Sri Lanka’s acting president declares a state of emergency during protests

Sri Lanka’s acting president declares a state of emergency during protests

COLOMBO, Sri Lanka (AP) – Sri Lanka’s acting president on Monday declared a state of emergency giving him broad authority amid growing protests demanding his resignation – just two days before the country’s lawmakers are to elect a new president.

Ranil Wickremesinghe became acting president on Friday after his predecessor, Gotabaya Rajapaksa, fled abroad and withdrew after months of mass protests over the country’s economic collapse.

Wickremesinghe’s introduction of the state of emergency came as protests demanding his resignation continued in most parts of the country, with some protesters burning him in the image.

The emergency decree invokes parts of the public safety ordinance that allow Wickremesinghe to make regulations for reasons of public safety and order. The authorities can approve detention, take possession of property and search premises. Wickremesinghe may also amend or suspend any law under the state of emergency.

Wickremesinghe said in a statement that negotiations on a rescue package with the International Monetary Fund are coming to an end, while discussions on aid abroad have continued. There have been no comments from the IMF on Wickremesinghe’s assessment of the rescue talks.

He said that relief was given to the people and that steps had been taken to address the shortage of fuel and cooking gas.

However, Wickremesinghe claimed that “elements of society” were trying to disrupt peace in Sri Lanka. He did not give details, but said that disturbances will not hinder the country’s progress.

Wickremesinghe said peaceful protesters with legitimate concerns would be engaged by the government and solutions found for them. He also urged political parties to put differences aside and form “an all-party government that will allow the country to recover from the economic crisis”.

There was no immediate response from political parties to his recent comments, but they have worked to try to form a coalition government.

Lawmakers who met on Saturday began the process of electing a new leader to serve the remainder of the period left by Rajapaksa. Nominations for the election of the new president will be made on Tuesday. If there is more than one candidate, lawmakers will vote on Wednesday.

The Sri Lankan Bar Association said the emergency laws “must not be used to suppress any legitimate statements about the election of the president, or to suppress any dissent or disagreement about a particular candidate.”
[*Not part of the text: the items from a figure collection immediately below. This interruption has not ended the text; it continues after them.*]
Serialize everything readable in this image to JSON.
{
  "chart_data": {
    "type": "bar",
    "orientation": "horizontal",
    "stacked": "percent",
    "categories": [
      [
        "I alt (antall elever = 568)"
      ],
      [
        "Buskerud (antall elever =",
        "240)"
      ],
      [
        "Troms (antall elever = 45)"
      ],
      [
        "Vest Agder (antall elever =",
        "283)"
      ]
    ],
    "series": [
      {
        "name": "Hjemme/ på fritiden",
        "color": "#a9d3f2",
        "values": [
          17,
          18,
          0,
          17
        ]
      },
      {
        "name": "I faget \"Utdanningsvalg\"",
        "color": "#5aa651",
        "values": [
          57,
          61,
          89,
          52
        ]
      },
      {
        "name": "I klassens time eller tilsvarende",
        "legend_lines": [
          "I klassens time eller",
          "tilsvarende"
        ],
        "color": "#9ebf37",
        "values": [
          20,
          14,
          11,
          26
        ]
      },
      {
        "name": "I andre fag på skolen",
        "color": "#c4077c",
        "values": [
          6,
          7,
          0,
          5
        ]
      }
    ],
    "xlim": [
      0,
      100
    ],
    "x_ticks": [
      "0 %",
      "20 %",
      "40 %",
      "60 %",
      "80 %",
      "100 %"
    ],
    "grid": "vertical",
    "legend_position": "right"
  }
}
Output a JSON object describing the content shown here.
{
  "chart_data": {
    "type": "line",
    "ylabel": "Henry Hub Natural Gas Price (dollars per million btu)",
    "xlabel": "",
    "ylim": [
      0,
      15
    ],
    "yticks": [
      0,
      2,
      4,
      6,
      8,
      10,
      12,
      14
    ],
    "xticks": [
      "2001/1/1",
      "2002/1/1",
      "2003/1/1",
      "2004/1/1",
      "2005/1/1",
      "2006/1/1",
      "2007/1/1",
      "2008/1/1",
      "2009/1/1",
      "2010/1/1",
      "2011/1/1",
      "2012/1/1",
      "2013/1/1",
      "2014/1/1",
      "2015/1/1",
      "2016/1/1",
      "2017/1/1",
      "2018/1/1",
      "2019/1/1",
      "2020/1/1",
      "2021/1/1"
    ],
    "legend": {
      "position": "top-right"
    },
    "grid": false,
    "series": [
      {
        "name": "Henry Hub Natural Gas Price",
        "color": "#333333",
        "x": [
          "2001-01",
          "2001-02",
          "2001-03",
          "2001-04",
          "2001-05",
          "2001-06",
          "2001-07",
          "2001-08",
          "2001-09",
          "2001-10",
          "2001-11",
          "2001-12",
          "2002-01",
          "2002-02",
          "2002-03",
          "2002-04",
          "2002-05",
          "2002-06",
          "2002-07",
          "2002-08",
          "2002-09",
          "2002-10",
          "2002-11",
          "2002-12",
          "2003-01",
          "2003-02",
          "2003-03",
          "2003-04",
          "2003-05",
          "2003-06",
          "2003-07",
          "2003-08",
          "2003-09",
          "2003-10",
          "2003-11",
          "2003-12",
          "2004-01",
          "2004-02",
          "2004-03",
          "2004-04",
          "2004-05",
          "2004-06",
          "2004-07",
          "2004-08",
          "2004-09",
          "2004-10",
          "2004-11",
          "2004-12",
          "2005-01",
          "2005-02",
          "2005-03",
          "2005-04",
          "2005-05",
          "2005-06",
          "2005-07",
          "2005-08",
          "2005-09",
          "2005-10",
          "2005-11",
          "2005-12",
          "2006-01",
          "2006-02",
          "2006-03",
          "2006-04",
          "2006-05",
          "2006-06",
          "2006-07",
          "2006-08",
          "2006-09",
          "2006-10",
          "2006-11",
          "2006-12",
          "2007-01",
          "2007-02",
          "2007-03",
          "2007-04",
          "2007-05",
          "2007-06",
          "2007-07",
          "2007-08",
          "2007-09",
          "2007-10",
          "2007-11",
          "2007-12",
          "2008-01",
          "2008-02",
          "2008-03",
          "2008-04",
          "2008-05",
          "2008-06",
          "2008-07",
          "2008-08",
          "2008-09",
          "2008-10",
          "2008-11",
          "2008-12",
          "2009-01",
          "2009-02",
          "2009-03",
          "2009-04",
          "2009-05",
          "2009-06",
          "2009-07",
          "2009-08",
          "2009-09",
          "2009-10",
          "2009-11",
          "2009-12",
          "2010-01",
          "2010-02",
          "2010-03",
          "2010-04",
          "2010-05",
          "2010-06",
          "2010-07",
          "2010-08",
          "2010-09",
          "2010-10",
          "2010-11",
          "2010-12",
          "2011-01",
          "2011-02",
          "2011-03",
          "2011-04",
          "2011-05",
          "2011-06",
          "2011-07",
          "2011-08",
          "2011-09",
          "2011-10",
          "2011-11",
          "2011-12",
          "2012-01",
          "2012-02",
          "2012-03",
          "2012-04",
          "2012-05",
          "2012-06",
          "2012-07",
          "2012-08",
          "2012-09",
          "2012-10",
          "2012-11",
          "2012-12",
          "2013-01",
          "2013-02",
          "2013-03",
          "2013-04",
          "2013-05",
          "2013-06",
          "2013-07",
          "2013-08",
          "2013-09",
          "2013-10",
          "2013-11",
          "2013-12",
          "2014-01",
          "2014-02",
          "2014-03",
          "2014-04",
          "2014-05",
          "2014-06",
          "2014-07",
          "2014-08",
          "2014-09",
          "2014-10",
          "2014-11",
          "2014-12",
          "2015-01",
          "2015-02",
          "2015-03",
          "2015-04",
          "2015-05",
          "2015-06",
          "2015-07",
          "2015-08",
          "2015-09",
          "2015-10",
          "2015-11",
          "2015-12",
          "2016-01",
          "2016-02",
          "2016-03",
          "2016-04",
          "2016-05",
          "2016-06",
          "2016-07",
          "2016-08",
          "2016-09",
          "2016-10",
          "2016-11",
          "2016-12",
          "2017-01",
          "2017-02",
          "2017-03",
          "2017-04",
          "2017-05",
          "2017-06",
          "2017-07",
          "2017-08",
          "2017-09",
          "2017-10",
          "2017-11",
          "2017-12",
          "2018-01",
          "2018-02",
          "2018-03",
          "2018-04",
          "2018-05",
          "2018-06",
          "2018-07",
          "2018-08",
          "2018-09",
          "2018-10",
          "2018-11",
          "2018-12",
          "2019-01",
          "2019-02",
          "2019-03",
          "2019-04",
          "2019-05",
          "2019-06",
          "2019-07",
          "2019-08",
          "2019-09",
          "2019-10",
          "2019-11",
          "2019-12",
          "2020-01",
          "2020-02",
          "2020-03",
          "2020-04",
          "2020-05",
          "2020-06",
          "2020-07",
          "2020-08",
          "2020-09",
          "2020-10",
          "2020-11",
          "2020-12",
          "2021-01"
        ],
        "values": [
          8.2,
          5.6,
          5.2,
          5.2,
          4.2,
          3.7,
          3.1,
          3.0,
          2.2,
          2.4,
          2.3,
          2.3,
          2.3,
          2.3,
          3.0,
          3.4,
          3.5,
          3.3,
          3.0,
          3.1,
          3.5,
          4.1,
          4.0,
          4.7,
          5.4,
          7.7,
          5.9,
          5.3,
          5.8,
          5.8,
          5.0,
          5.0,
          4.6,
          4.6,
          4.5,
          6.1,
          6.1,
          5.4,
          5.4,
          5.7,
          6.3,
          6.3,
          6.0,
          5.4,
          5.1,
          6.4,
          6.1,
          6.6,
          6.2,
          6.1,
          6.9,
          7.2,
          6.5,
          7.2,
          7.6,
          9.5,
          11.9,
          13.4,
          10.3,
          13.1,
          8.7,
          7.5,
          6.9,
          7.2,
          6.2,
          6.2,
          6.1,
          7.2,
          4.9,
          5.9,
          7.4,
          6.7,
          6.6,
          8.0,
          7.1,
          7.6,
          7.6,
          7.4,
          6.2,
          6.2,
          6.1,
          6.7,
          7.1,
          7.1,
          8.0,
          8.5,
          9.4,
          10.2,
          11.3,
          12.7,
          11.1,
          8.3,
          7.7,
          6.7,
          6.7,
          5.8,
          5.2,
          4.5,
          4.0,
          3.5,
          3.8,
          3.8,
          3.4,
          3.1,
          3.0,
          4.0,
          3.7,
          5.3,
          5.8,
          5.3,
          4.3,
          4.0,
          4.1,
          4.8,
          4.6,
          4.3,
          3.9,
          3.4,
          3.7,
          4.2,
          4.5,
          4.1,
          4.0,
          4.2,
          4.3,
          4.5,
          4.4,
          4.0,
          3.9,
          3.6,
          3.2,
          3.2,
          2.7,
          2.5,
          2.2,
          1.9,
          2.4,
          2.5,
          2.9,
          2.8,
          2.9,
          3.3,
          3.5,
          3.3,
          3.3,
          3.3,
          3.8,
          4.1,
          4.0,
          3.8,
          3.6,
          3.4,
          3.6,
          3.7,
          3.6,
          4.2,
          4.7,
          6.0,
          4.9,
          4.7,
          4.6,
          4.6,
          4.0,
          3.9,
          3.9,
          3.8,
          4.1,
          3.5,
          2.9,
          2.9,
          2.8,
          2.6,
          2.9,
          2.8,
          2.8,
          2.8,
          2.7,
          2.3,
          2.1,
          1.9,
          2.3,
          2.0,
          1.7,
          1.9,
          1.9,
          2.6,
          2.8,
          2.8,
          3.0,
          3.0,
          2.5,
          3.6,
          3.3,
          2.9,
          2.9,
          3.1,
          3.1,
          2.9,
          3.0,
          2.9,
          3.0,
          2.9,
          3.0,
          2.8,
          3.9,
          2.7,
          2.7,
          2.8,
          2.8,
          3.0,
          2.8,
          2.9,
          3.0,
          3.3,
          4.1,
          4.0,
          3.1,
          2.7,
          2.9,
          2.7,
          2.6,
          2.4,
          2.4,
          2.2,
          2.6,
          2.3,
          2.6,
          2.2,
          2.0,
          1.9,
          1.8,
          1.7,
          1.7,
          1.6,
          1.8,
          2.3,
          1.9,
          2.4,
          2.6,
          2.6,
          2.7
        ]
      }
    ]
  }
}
The association also stressed that these laws should not be used to “stifle peaceful protests and dissent or to make arbitrary arrests and detentions.”

Sri Lanka has for several months lacked the means to pay for the import of basic necessities such as food, fertilizers, medicines and fuel to its 22 million people. The country’s rapid economic downturn came as a surprise because the economy had expanded with a growing, comfortable middle class.

Sri Lanka is seeking help from the IMF and other creditors, but top officials have said the economy is in such poor shape that it has been difficult to get a rescue package.

The economic difficulties led to political upheavals and widespread protests demanding the resignation of the Rajapaksa-led government. Although many ministers resigned in April, Rajapaksa remained in power until last week, when he first flew to the Maldives and then to Singapore.

The main protests have taken place in the capital Colombo, where large crowds occupied the front of the president’s office for more than 100 days. Protesters stormed the president’s official residence and office on July 9, forcing Rajapaksa to flee.

Protesters accuse Rajapaksa and his powerful political family of sucking money from government coffers and speeding up the country’s collapse by mismanaging the economy. The family has denied the allegations of corruption, but Rajapaksa acknowledged that some of his policies contributed to the economic collapse.